Sans doute avons-nous tous en tête une image de Jean-Baptiste en tant que prophète. Peut-être le voyons-nous grand, mince, poilu, recouvert de fourrures, et d’une hygiène corporelle un peu douteuse. Ce sont là, en partie, des descriptions qui nous proviennent des évangiles. Mais au-delà de cette image qui tient un peu de la caricature, je suis presque certain que notre Jean-Baptiste aurait un regard percutant et plutôt sévère. Nous semblons préférer ça quand nos prophètes ont ce « look » qui porte au jugement. Après tout, ne sont-ils (ou ne sont–elles) pas un peu notre conscience collective? Ne sont-ils pas supposés nous rappeler à l’ordre?

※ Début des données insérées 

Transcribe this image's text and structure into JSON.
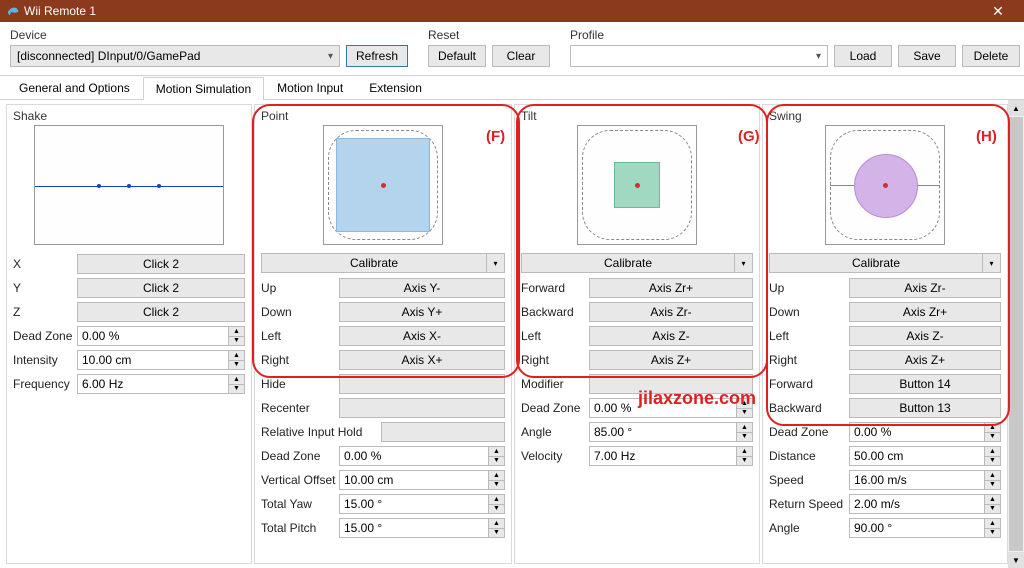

Le prophète ou la prophétesse est aussi un personnage charismatique, qui clame son autorité d’une source autre que strictement humaine. Mais nous avons trop souvent tendance à croire que les prophètes sont des êtres qui agissent seuls, en vase clos, séparés des autres. Pourtant, l’autorité du prophète vient des autres. Nul n’est prophète si les autres ne croient pas à ce qu’il dit ou à ce qu’il fait.
Dans sa lettre au Thessaloniciens, Paul nous dit qu’il ne faut pas mépriser les prophètes, même s’il faut toujours agir avec discernement envers eux et pour toute manifestation surnaturelle. Du même souffle, il nous rappelle aussi qu’il ne faut pas éteindre l’Esprit. Pour Paul, les prophètes sont, en effet, un des grands dons de l’Esprit. La prophétie est donc toujours d’actualité. Peut-être pensons-nous qu’il n’y a plus de prophètes dans notre monde? Mais c’est tout le contraire. Dieu agit toujours avec et par des prophètes. Prennent-ils, par contre, une autre forme?
Je crois qu’il faut élargir notre perspective sur ce que c’est que la prophétie. Sûrement, le prophète individuel existe—il y en a plusieurs exemples historiques assez remarquables—mais qu’en est-il aujourd’hui? Devons-nous repenser le prophète en des termes plus collectifs? Pouvons-nous donc parler de mouvements ou de communautés prophétiques? Je dirais que oui.
En ce troisième dimanche de l’Avent, essayons de voir ce qu’il en est des prophètes aujourd’hui. Essayons de répondre à l’appel au repentit lancé par ce grand prophète, Jean-Baptiste. Je vous propose trois possibilités.
En premier lieu, il y a la question environnementale. Le grand mouvement de protestation qui a été lancé pour sauver les bélugas de Cacouna, par exemple, nous rappelle, d’une façon prophétique, que la terre n’est pas notre dépotoir. Nous devons nous repentir d’en avoir sévèrement abusé. De plus en plus dans les médias, nous entendons parler du courage prophétique de femmes qui décident de ne plus cacher leurs expériences d’abus et de harcèlement. Nous devons nous repentir du fait que notre société encourage trop souvent les secrets de violence sexuelle. Et en cette saison de dépenses à outrance, des voix prophétiques se lèvent pour nous rappeler les dangers financiers et moraux de la surconsommation. Nous devons nous repentir de nos obsessions maladives avec les biens matérielles.
Comme nous le dit saint Paul, ne méprisons pas ces échos prophétiques, et laissons l’Esprit prendre son envol. Notre part consiste à se laisser convertir.